From our hypercapitalist, socially darwinist economy, it is hard for us to imagine people enjoying vacations from work and a good quality of life with their families, while also maintaining productivity. I may be a bleeding-heart liberal, but I think it's possible. Look at Sweden, for instance. Though the European economic system does not inspire awe among Americans, neither is our own productivity or respect for basic human rights quite up to par. I firmly believe that there is a happy middle ground, that we are yet to find.

As women continue to penetrate the workforce, in an increasingly diversifying variety of fields, I think that this middle ground will become a closer goal. And perhaps women themselves do need to adapt to the demands of the workforce; I can concede that many top-tier career women, like Hilary Clinton, have seen their careers shoot through the roof after their children have grown and left the home. Many women choose to wait, consciously, and it makes them happy to do so. Who are we to dictate this choice, anyway? Men and women with children are inherently both choosing to compromise the heights of their careers; my only issue with this is that womens' careers are disproportionately impacted, and not only by the meager 9-month biological difference (at least 6 months of which many women can actually spend working).

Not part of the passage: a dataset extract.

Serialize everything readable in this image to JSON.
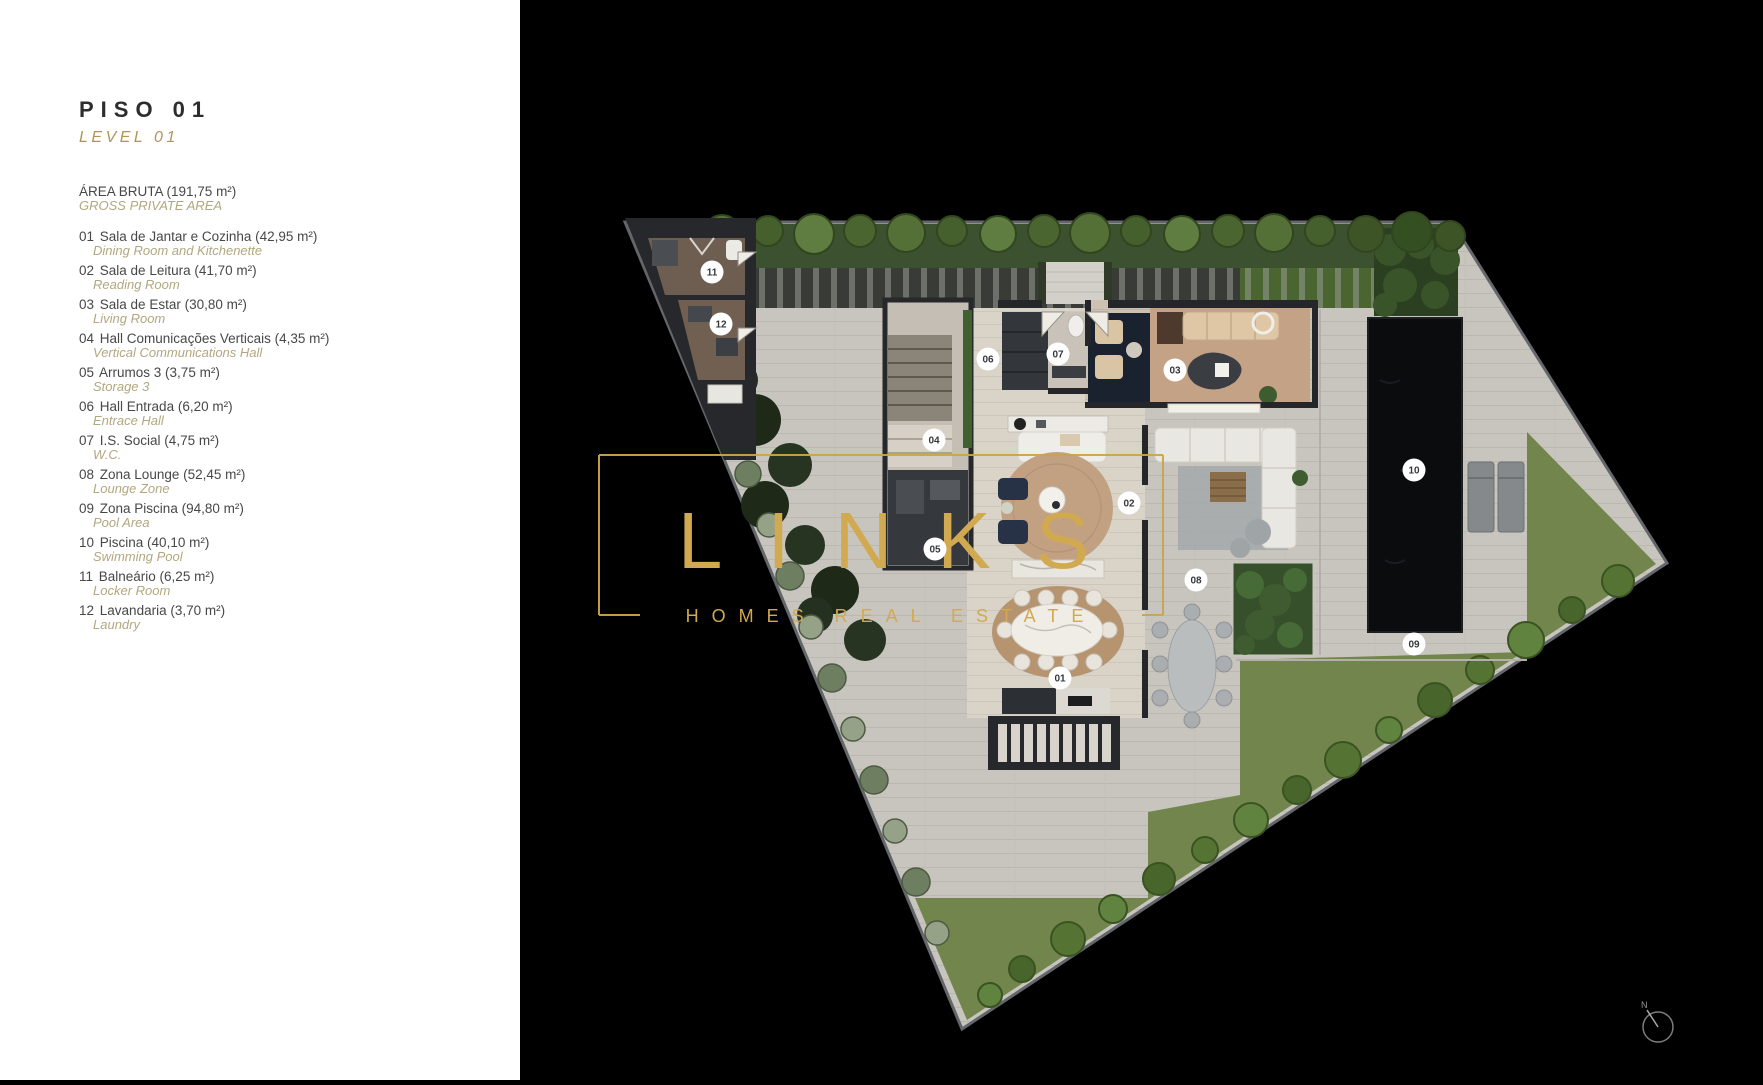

In an NPR story I heard recently, one professional woman commented that if it were actually a fair choice between advancing one's career and focusing on one's family; with child care benefits and work flexibility alloted for; then it could indeed be considered a choice. As professional systems exist now, women are not presented with a choice: if they focus on their career, as much as they may love their work and desire to do so, their family must go largely neglected. If they choose to focus on family, then the doors to the highest echelons in their careers slam shut. There is a basic philosophical construct wherein if two options are presented, but one is an utterly unresonable option, then the choice that the individual is forced to make cannot be considered volitional, or consenting. Many women seeking to advance their careers are not presented with a choice, but rather with an ultimatum.

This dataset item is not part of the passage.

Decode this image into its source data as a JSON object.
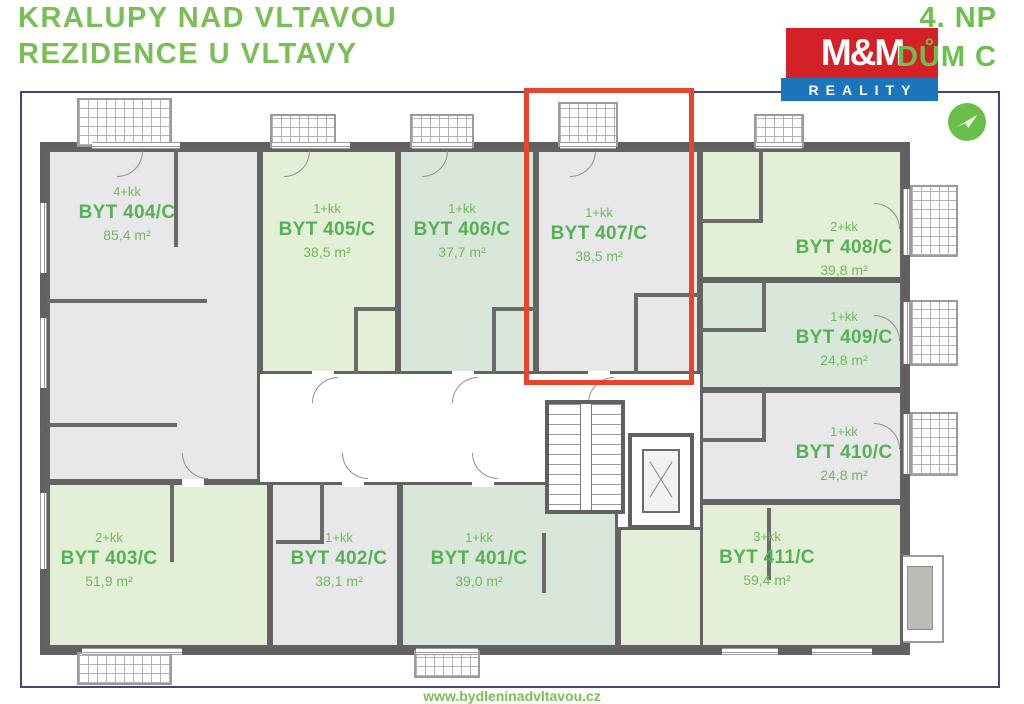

Men and women who remain childless and yet still demonstrate a wage and career-acheivment gender gap exhibit a disparity presumably based on discrimination. The same NPR story estimated that, while discrimination does exist, perhaps now more subtly than ever in the forms of work environments that can be hostile to women, the gender gap both in wage and career-heights can be largely attributed to family responsibilities. I hope that a more equitable distribution of time and energies between fathers and mothers can close the gap. My assumption is that when women are presented with a reasonable choice between work and family, many more women will be able to occupy professional leadership positions. If the choice is entirely reasonable, then whatever disparity remains can be entirely attributed to choice itself; for indeed the family woman or man should not be criticized or penalized by society, but rather encouraged for their dedication to family and the happy side-effect of producing wholesome, future contributing citizens.